目录
赛题背景
一、 数据预处理
二、特征工程
(1)tag表构造特征
(2)trd表构造特征
(3)beh表特征构造
(4)连接数据
三、建立模型预测
四、总结
主办方提供了两个数据集(训练数据集和评分数据集),包含用户标签数据、过去60天的交易行为数据、过去30天的APP行为数据。希望参赛选手基于训练数据集,通过有效的特征提取,构建信用违约预测模型,并将模型应用在评分数据集上,输出评分数据集中每个用户的违约概率。
(1)观察数据分布。这里要将tag表训练数据和测试数据连接方便做特征工程,其他表也做相似处理。
#加载tag表数据
train_tag = pd.read_csv('train_data/train_tag.csv')
test_tag = pd.read_csv('test_data/test_tag.csv')
#将训练数据和测试数据连接方便做特征
df_tag=pd.concat([train_tag,test_tag],axis=0,ignore_index=True)
#观察数据大致分布
for feature in list(df_tag):
print(feature + "的特征分布如下:")
print("{}特征有个{}不同的值".format(feature,df_tag[feature].nunique()))
print(df_tag[feature].value_counts())
(2)查找空值。发现教育背景相关的两个特征和信用卡还贷方式出现大量缺失,所以删去。
df_tag.isnull().sum()#观察缺失数据
df_tag = df_tag.drop(['edu_deg_cd','deg_cd','atdd_type'],axis=1)#三个特征缺失值较多,删掉
(3)填充无效字符'\N'。对于部分特征'\N'都为500个左右,可能有特殊含义,选择用-1填充,其余都用0填充;将字符型特征编码。

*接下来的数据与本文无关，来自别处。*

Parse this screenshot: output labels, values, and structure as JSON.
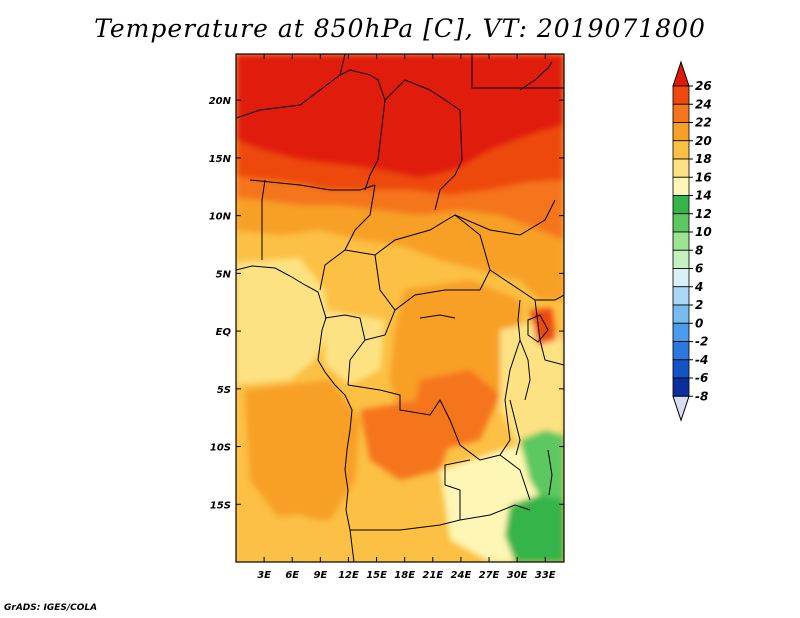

#填充数值特征,根据数值分布筛选出部分特征用0填充'\N',其余使用'-1'填充
col_0 = ['job_year','frs_agn_dt_cnt','fin_rsk_ases_grd_cd','confirm_rsk_ases_lvl_typ_cd',
'tot_ast_lvl_cd','pot_ast_lvl_cd','hld_crd_card_grd_cd','l1y_crd_card_csm_amt_dlm_cd',
'l12mon_buy_fin_mng_whl_tms','l12_mon_fnd_buy_whl_tms','l12_mon_insu_buy_whl_tms','l12_mon_gld_buy_whl_tms']
for col in col_0:
df_tag[col].replace('\\N','0',inplace=True)
df_tag.replace('\\N',-1,inplace=True)
#将类别特征转化编码
str_col = ['gdr_cd','mrg_situ_cd','acdm_deg_cd']
for col in str_col:
df_tag[col] = pd.factorize(df_tag[col])[0]
(4)对特征做分桶处理,并将'age','job_year'做均值编码。
#对分布极不均衡的特征做截断处理
df_tag['l12mon_buy_fin_mng_whl_tms'] = df_tag['l12mon_buy_fin_mng_whl_tms'].astype('int').map(lambda x:x if x<5 else 5)
df_tag['l12_mon_fnd_buy_whl_tms'] = df_tag['l12_mon_fnd_buy_whl_tms'].astype('int').map(lambda x:x if x<6 else 6)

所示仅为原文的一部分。